Archive for October, 2004

Too much Dependence

Monday, October 25th, 2004

OK, I'm the first person to admit that I enjoy the fact that I understand many (but certainly not all) of the systems in use at work. It makes it easier to understand where the ones I build fit in and what jobs are best done by other systems. But there's a dark, ugly side of this... the 1:30 am phone call.

In the past week I've been called three times at 1:30 am to help the operators figure out problems they are having with systems. Every time, it was an upstream system that had the problem, it was just that when it got to my system it was clearly apparent. So they called me. Unfortunately, all I was able to do was to point them to the systems that had problems - which they already knew from other sources. So I'm not really helping a lot, but I'm certainly wide awake and that's no fun.

I have put together web pages to assist in figuring out what system is at fault, and what might be done to clear up the problem. Of course, these aren't foolproof documents as different kinds of problems keep popping up and we have to adapt to the new data sources, etc. But it's a darn good start, and far more than most developers give their support staff. But if they don't read it, it's not going to help them, and it's not going to stop the 1:30 am phone call.

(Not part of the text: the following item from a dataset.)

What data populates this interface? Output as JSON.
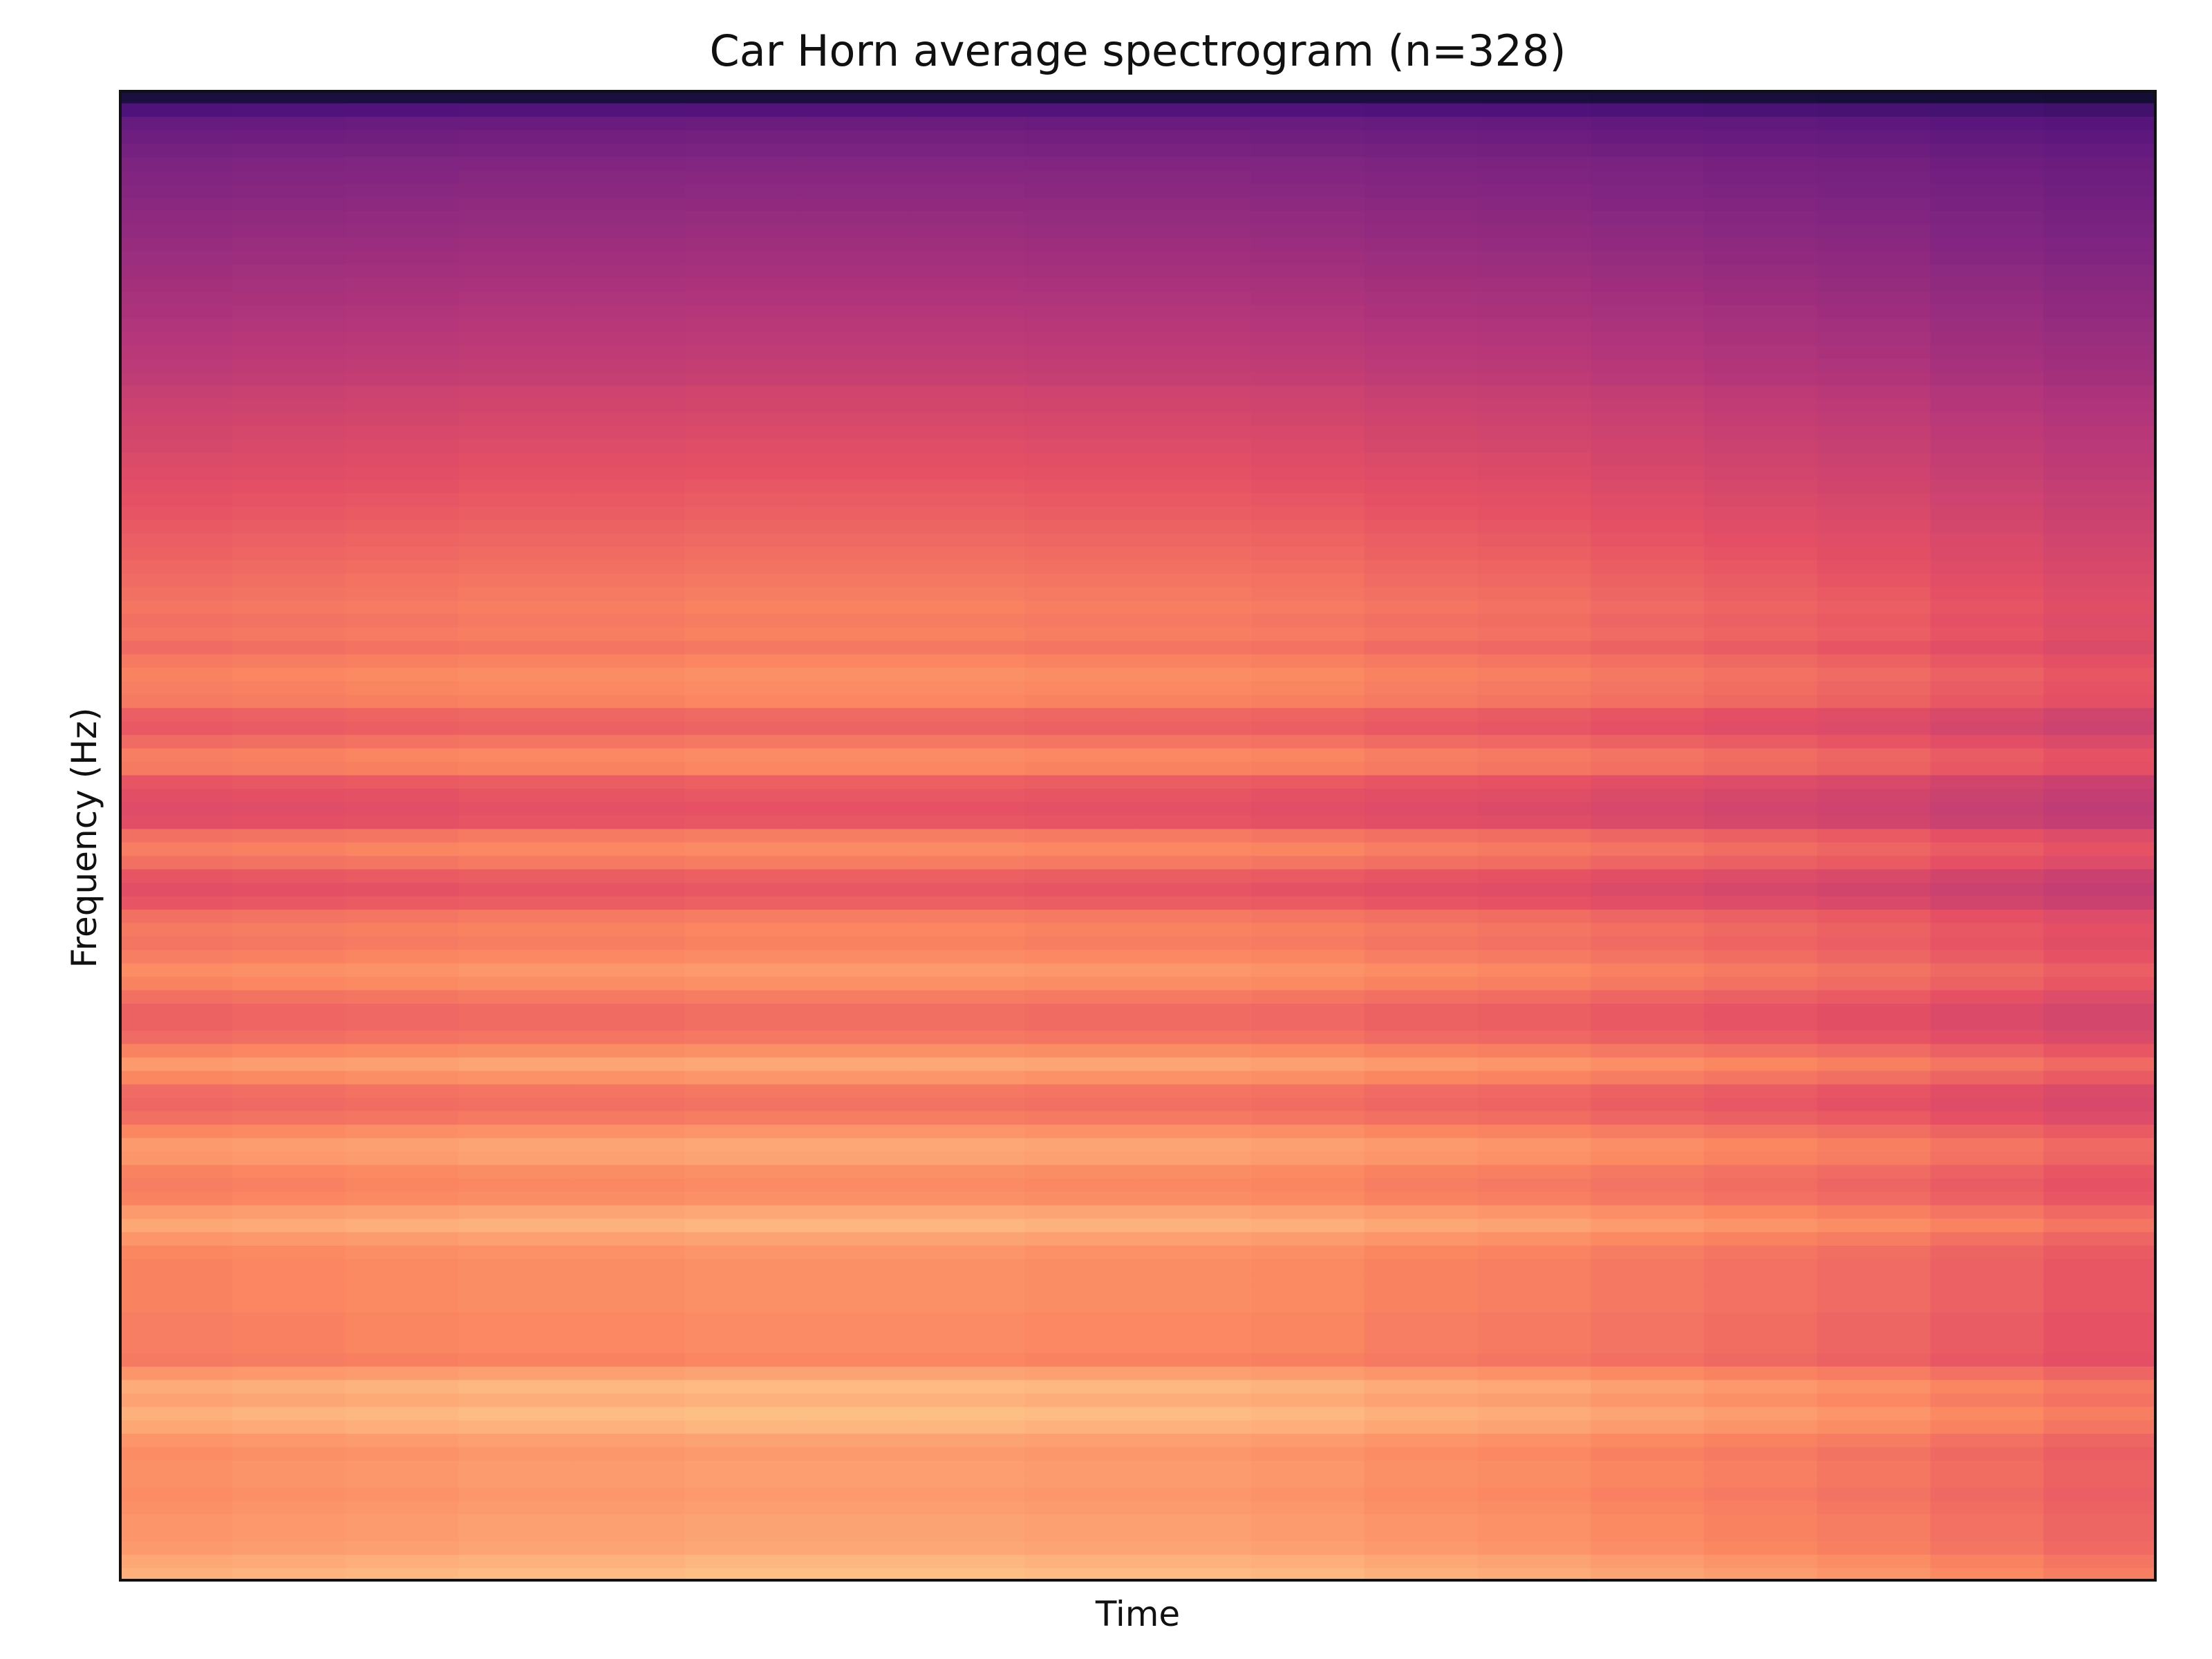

So now I can tell them to read the web page and call me back if it isn't solved. But that's still not stopping the calls. Once they are used to me having the answers for them they are going to skim the docs and call me. It's a little disappointing and very tiring.

Stability for BBGServer

Friday, October 15th, 2004

It's taken months but the final trick to getting stability into the BBGServer has been to take all references to the Bloomberg API out of the main server and place it into a simple, small, single-threaded, C app that can be loaded and run from the server. The idea is that Bloomberg's API is itself not thread-safe. It can't handle several requests coming and going, and everything I tried to do with locking didn't change that basic fact.

So I created a simple C app that would open up a socket connection back to the server and wait for requests to process. When it received a request it sent it to Bloomberg via it's own connection and then waited for the response. When it got the response, it sent it back to the server and waited for another request on the socket. This was the ticket... get Bloomberg in it's own application with only one request pending at a time.

What's happened is that as soon as I put that into the code things stabilized. No more Bus Errors. No more crashes. It was a wonderful sight.